Authority signals collected on the canonicalised URLs are also consolidated to favour the canonical URL.
Where and how do I add a canonical tag?
Insert the following tag into the of the page you want to canonicalise.
<link rel=”canonical” href=”http://www.example.com/a-different-page” />
Alternatively you can include them in the HTTP headers.
Link: <http://www.example.com/a-different-page>; rel=”canonical”
In order for canonical tags to work properly, they must be used correctly and consistently:
Use absolute URLs, including the full domain.
Be consistent in whether you use a slash or no slash at the end of the URL.
Don’t mix your cases: use upper case characters consistently, or don’t use them at all.
Use Google Webmaster Tools to specify how Google should handle parameters and exclude those that don’t return unique content.

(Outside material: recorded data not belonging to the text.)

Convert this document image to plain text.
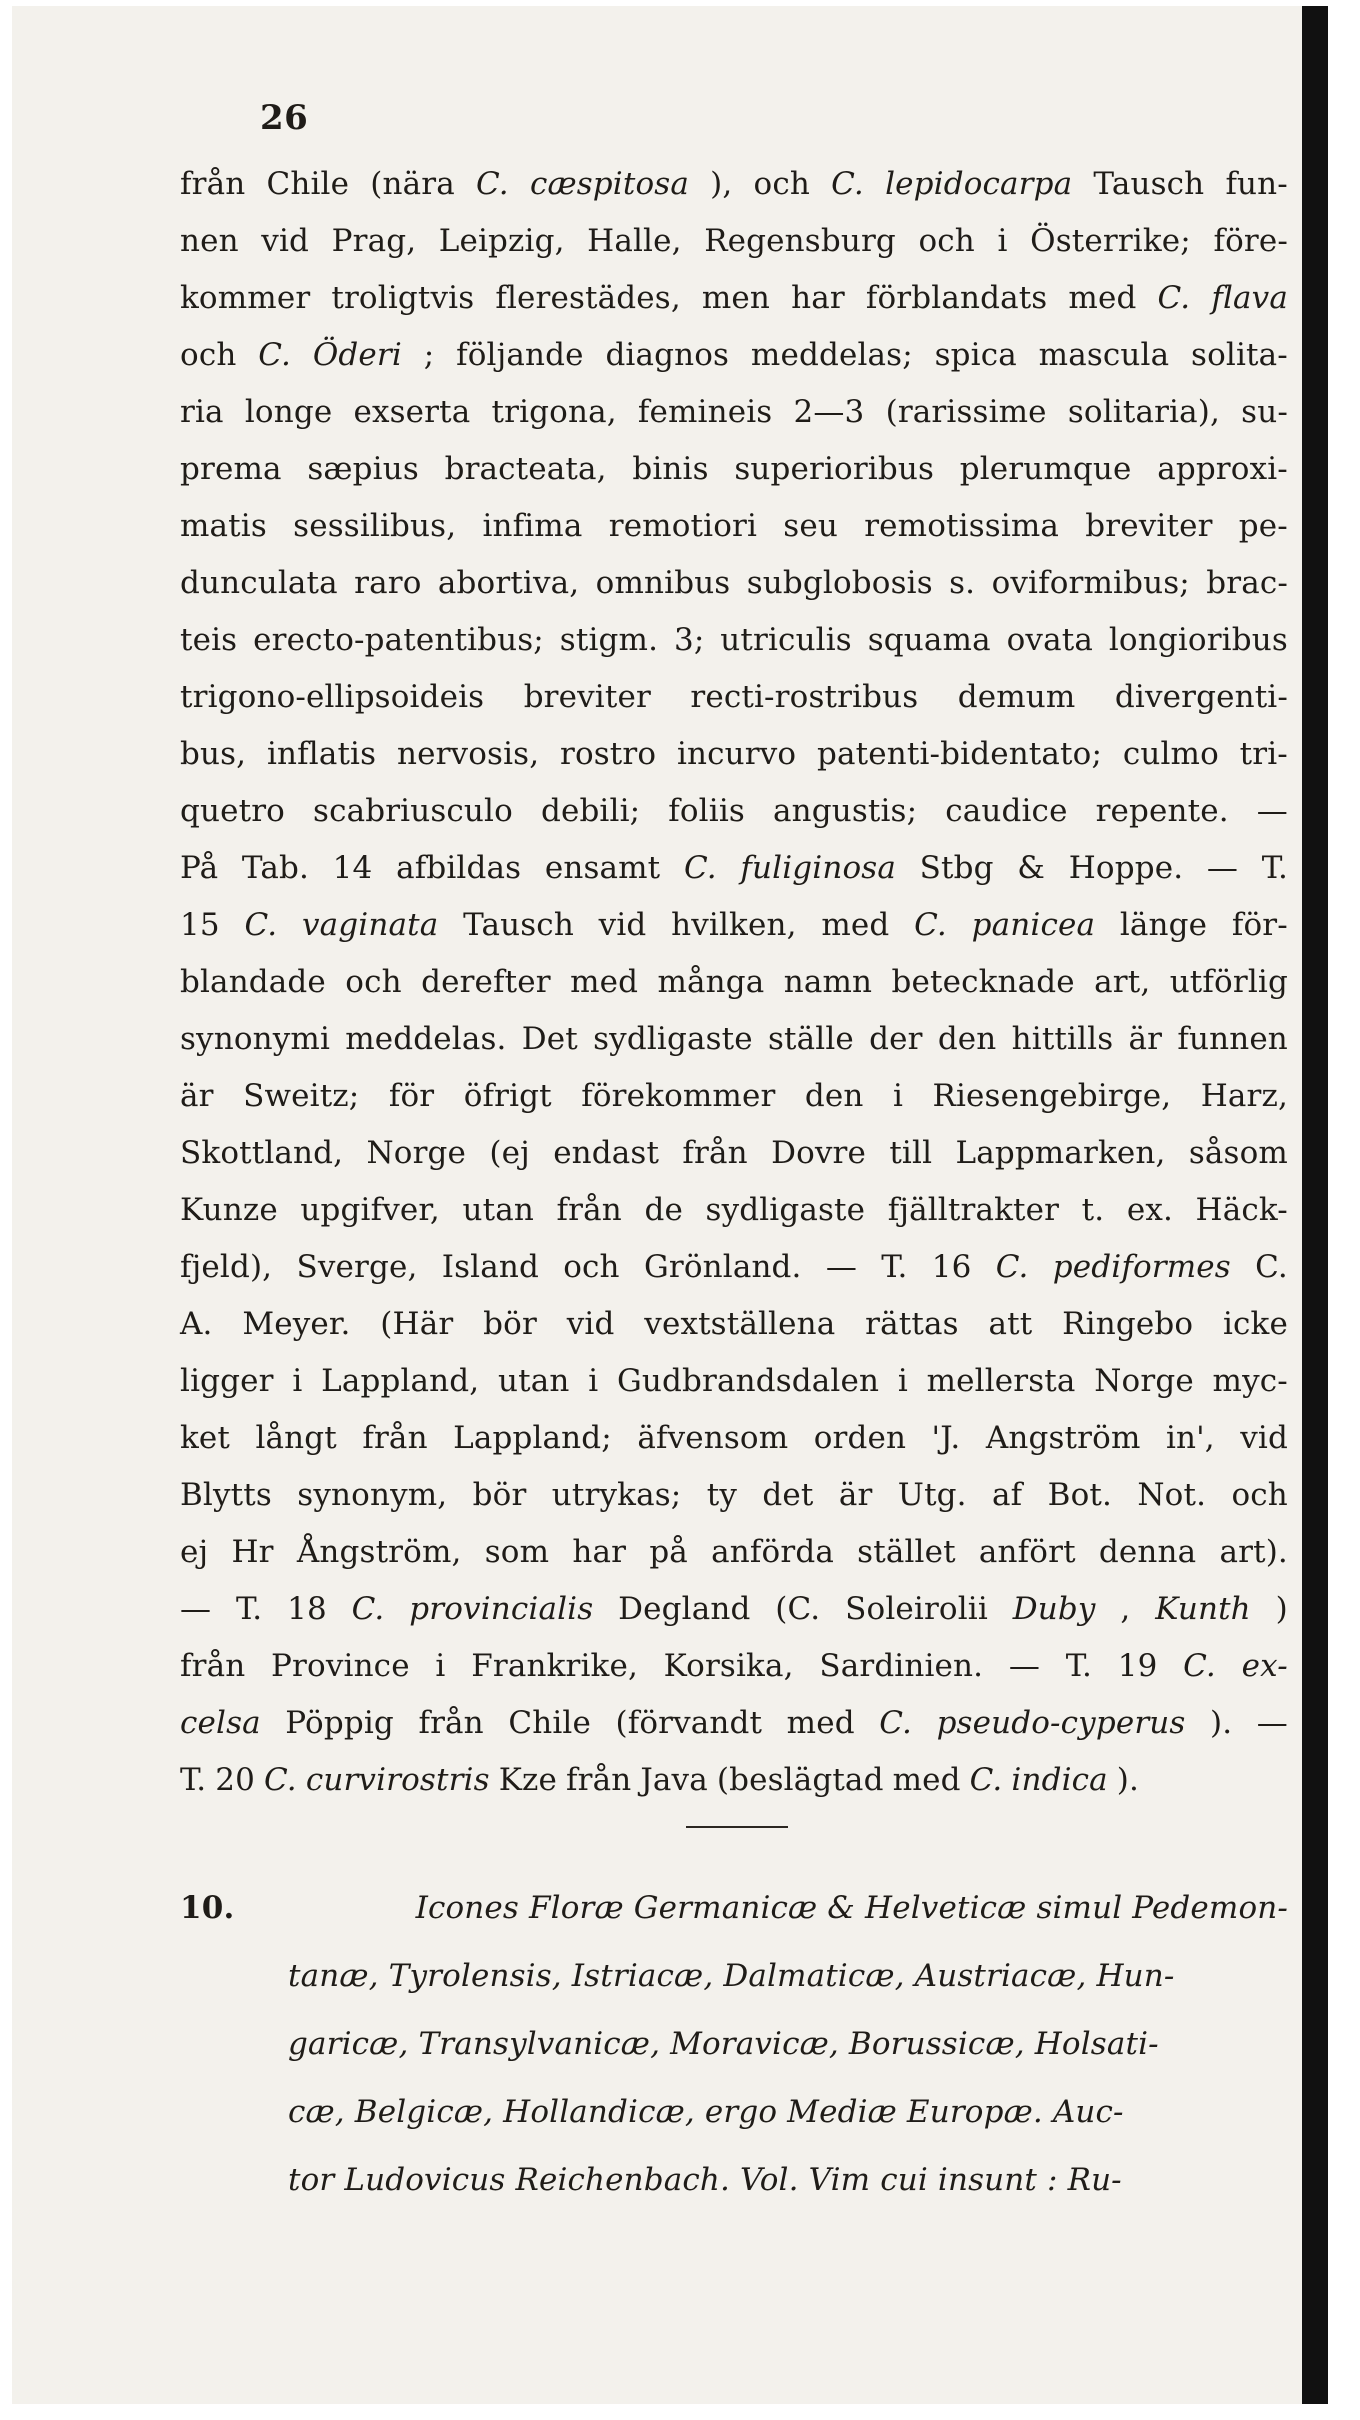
26
från Chile (nära C. cæspitosa ), och C. lepidocarpa Tausch fun-
nen vid Prag, Leipzig, Halle, Regensburg och i Österrike; före-
kommer troligtvis flerestädes, men har förblandats med C. flava
och C. Öderi ; följande diagnos meddelas; spica mascula solita-
ria longe exserta trigona, femineis 2—3 (rarissime solitaria), su-
prema sæpius bracteata, binis superioribus plerumque approxi-
matis sessilibus, infima remotiori seu remotissima breviter pe-
dunculata raro abortiva, omnibus subglobosis s. oviformibus; brac-
teis erecto-patentibus; stigm. 3; utriculis squama ovata longioribus
trigono-ellipsoideis breviter recti-rostribus demum divergenti-
bus, inflatis nervosis, rostro incurvo patenti-bidentato; culmo tri-
quetro scabriusculo debili; foliis angustis; caudice repente. —
På Tab. 14 afbildas ensamt C. fuliginosa Stbg & Hoppe. — T.
15 C. vaginata Tausch vid hvilken, med C. panicea länge för-
blandade och derefter med många namn betecknade art, utförlig
synonymi meddelas. Det sydligaste ställe der den hittills är funnen
är Sweitz; för öfrigt förekommer den i Riesengebirge, Harz,
Skottland, Norge (ej endast från Dovre till Lappmarken, såsom
Kunze upgifver, utan från de sydligaste fjälltrakter t. ex. Häck-
fjeld), Sverge, Island och Grönland. — T. 16 C. pediformes C.
A. Meyer. (Här bör vid vextställena rättas att Ringebo icke
ligger i Lappland, utan i Gudbrandsdalen i mellersta Norge myc-
ket långt från Lappland; äfvensom orden 'J. Angström in', vid
Blytts synonym, bör utrykas; ty det är Utg. af Bot. Not. och
ej Hr Ångström, som har på anförda stället anfört denna art).
— T. 18 C. provincialis Degland (C. Soleirolii Duby , Kunth )
från Province i Frankrike, Korsika, Sardinien. — T. 19 C. ex-
celsa Pöppig från Chile (förvandt med C. pseudo-cyperus ). —
T. 20 C. curvirostris Kze från Java (beslägtad med C. indica ).
10.	Icones Floræ Germanicæ & Helveticæ simul Pedemon-
tanæ, Tyrolensis, Istriacæ, Dalmaticæ, Austriacæ, Hun-
garicæ, Transylvanicæ, Moravicæ, Borussicæ, Holsati-
cæ, Belgicæ, Hollandicæ, ergo Mediæ Europæ. Auc-
tor Ludovicus Reichenbach. Vol. Vim cui insunt : Ru-
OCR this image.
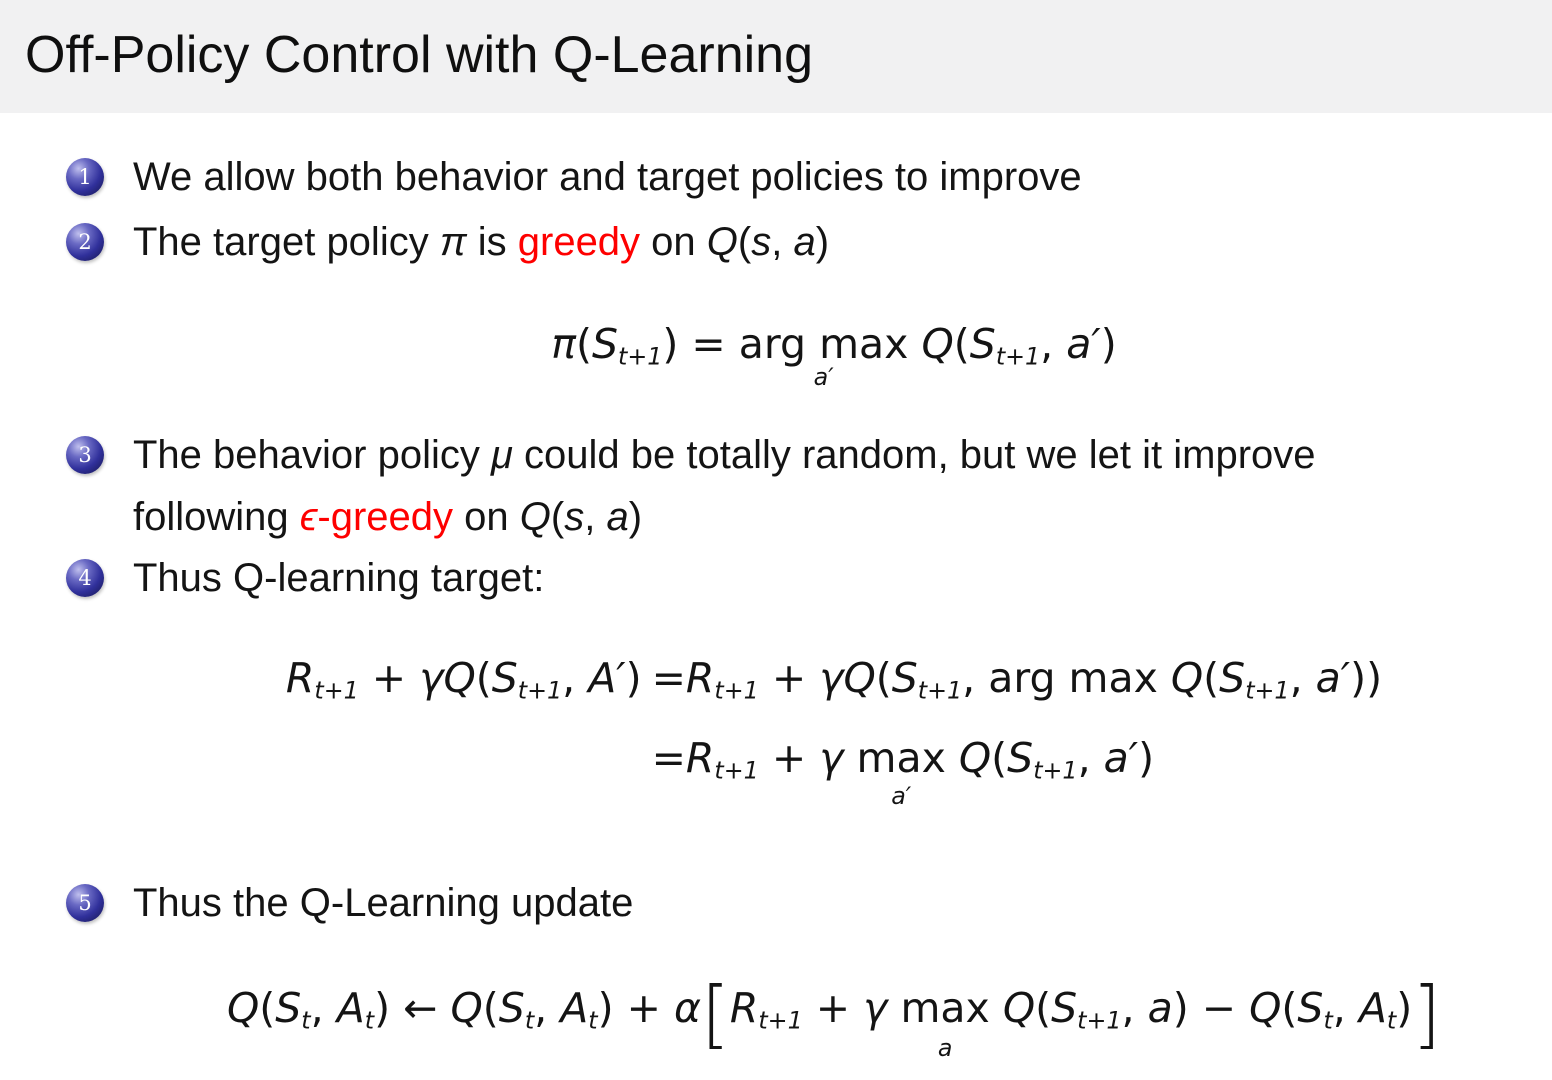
Off-Policy Control with Q-Learning
1	We allow both behavior and target policies to improve
2	The target policy π is greedy on Q(s, a)
$\pi(S_{t+1})$ = arg max
a′
$Q(S_{t+1}$, a′)
3	The behavior policy μ could be totally random, but we let it improve
following ϵ-greedy on Q(s, a)
4	Thus Q-learning target:
$R_{t+1} + \gamma Q(S_{t+1}$, $A') =R_{t+1} + \gamma Q(S_{t+1}$, arg $\max Q(S_{t+1}$, a′))
$=R_{t+1} + \gamma$ max
a′
$Q(S_{t+1}$, a′)
5	Thus the Q-Learning update
$Q(S_t$, $A_t$) ← $Q(S_t$, $A_t) + \alpha[R_{t+1} + \gamma$ max
a
$Q(S_{t+1}$, $a) - Q(S_t$, $A_t$)]
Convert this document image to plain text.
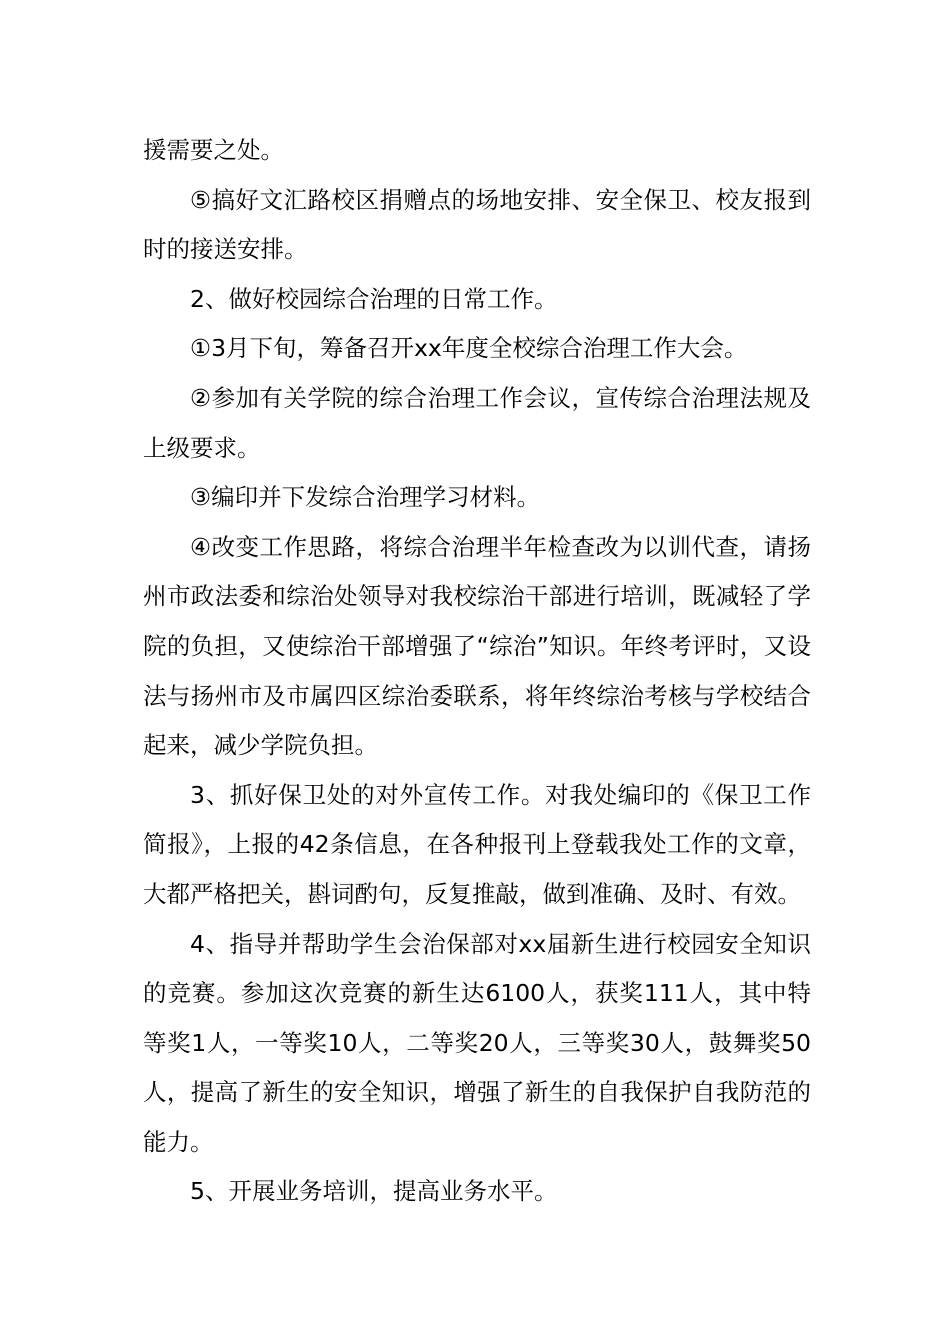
援需要之处。

⑤搞好文汇路校区捐赠点的场地安排、安全保卫、校友报到时的接送安排。

2、做好校园综合治理的日常工作。

①3月下旬，筹备召开xx年度全校综合治理工作大会。

②参加有关学院的综合治理工作会议，宣传综合治理法规及上级要求。

③编印并下发综合治理学习材料。

④改变工作思路，将综合治理半年检查改为以训代查，请扬州市政法委和综治处领导对我校综治干部进行培训，既减轻了学院的负担，又使综治干部增强了“综治”知识。年终考评时，又设法与扬州市及市属四区综治委联系，将年终综治考核与学校结合起来，减少学院负担。

3、抓好保卫处的对外宣传工作。对我处编印的《保卫工作简报》，上报的42条信息，在各种报刊上登载我处工作的文章，大都严格把关，斟词酌句，反复推敲，做到准确、及时、有效。

4、指导并帮助学生会治保部对xx届新生进行校园安全知识的竞赛。参加这次竞赛的新生达6100人，获奖111人，其中特等奖1人，一等奖10人，二等奖20人，三等奖30人，鼓舞奖50人，提高了新生的安全知识，增强了新生的自我保护自我防范的能力。

5、开展业务培训，提高业务水平。
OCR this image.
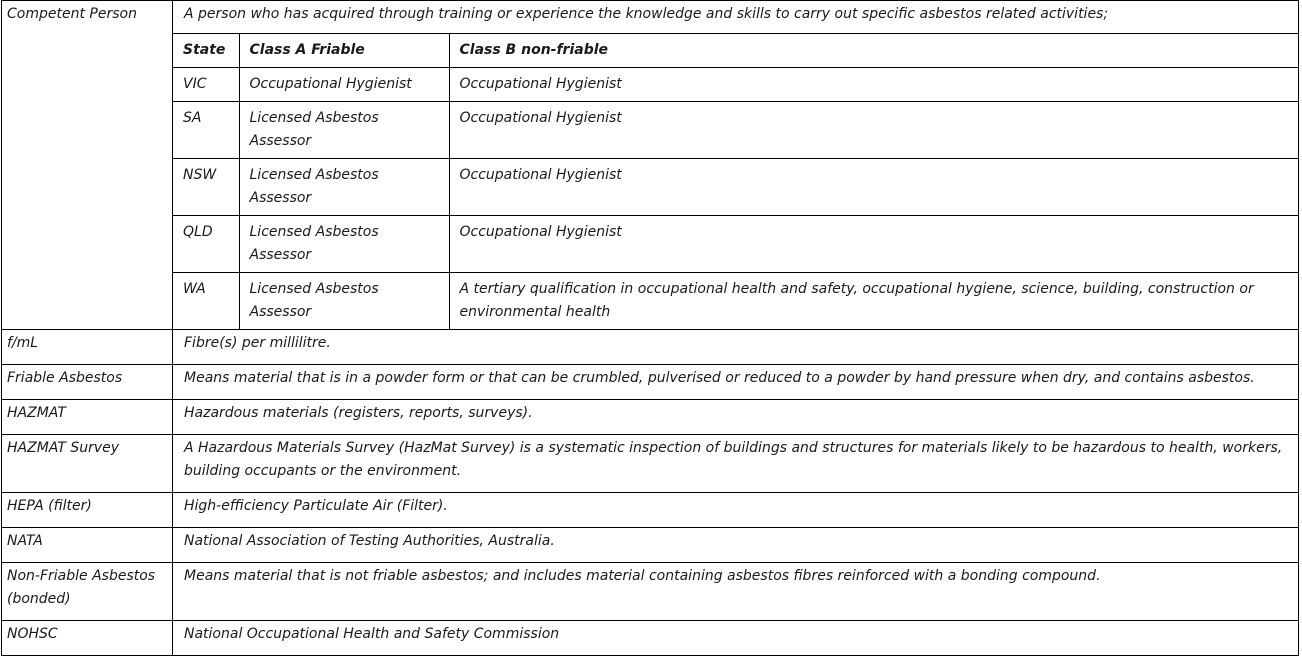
Competent Person	A person who has acquired through training or experience the knowledge and skills to carry out specific asbestos related activities;
State	Class A Friable	Class B non-friable
VIC	Occupational Hygienist	Occupational Hygienist
SA	Licensed Asbestos Assessor	Occupational Hygienist
NSW	Licensed Asbestos Assessor	Occupational Hygienist
QLD	Licensed Asbestos Assessor	Occupational Hygienist
WA	Licensed Asbestos Assessor	A tertiary qualification in occupational health and safety, occupational hygiene, science, building, construction or environmental health

f/mL	Fibre(s) per millilitre.
Friable Asbestos	Means material that is in a powder form or that can be crumbled, pulverised or reduced to a powder by hand pressure when dry, and contains asbestos.
HAZMAT	Hazardous materials (registers, reports, surveys).
HAZMAT Survey	A Hazardous Materials Survey (HazMat Survey) is a systematic inspection of buildings and structures for materials likely to be hazardous to health, workers, building occupants or the environment.
HEPA (filter)	High-efficiency Particulate Air (Filter).
NATA	National Association of Testing Authorities, Australia.
Non-Friable Asbestos (bonded)	Means material that is not friable asbestos; and includes material containing asbestos fibres reinforced with a bonding compound.
NOHSC	National Occupational Health and Safety Commission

Strip all the same parameters from your canonical URLs.
Use character codes (ampersands etc) consistently, or don’t use them at all.
What’s the difference between these and 301 redirects?
A canonical tag is only visible to search engines so it allows the user to remain on the URL, whereas a 301 will redirect users and search engines.
A redirected URL won’t be stored in your analytics, whereas a canonicalised URL will be tracked.
If you want a URL to be accessible to users then you should use canonical tags, otherwise you can redirect.
What can go wrong?
Search engines will ignore your canonical tags in the following situations:
Content different on canonical and canonicalised URL:
Google may choose to ignore canonical tags if the canonical URL and the canonicalised URL are different.
Page missing a canonical tag:
All pages should contain a canonical tag to prevent any possible duplication, including on the canonical page.
Canonicalising to the wrong URL:
If the canonical URL is not similar enough to the canonicalised one, then Google will probably ignore it.
Multiple canonical tags:
If the canonical tags on the same page are different, then Google will ignore both.
A page canonicalises to a page that canonicalises back.
Unlinked canonical pages:
Most canonical URLs would probably be linked internally at least once because they are usually an important part of the site.
If a canonical URL is not linked directly it may indicate the canonical URL is wrong.
Redirecting canonical URL:
If the canonical URL redirects to another URL, then it can’t be a true canonical URL.
Broken canonical URL:
If the canonical URL isn’t a valid URL then Google will probably just ignore it but it will still waste time, which reduces crawling efficiency.
Empty canonical tag:
Canonical tag does not include a URL.
If you have a mobile website on separate URLs, Google recommend that you canonicalise your mobile site to your desktop site to compliment a rel-alternate.
If you have implemented pagination with a view-all page (typically used for articles broken up into many pages), then Google recommend canonicalising all the paginated parts to the full version.
DeepCrawl’s three canonical tag reports will show you all of your canonicalised pages, pages without acanonical tag, and unlinked canonical pages.
1. Find canonicalised pages
This report will find all pages with URLs that are different to the canonical URL specified in the canonical tag, in either the HTML or HTTP header.
Go to: Indexation > Canonicalised pages.
You will then see a list of all your canonicalised pages, plus their location and the canonical URL:
2. Identify pages without a canonical tag
Go to Validation > Pages without Canonical Tag
This view will show an at-a-glance view all of your pages that are missing a canonical tag.
Go to Validation > Unlinked Canonical Pages
Here you will find a list of all pages found in canonical tags that are not linked:
DeepCrawl will always follow any canonical URL, so if any of these are broken then you can find them in the other error reports.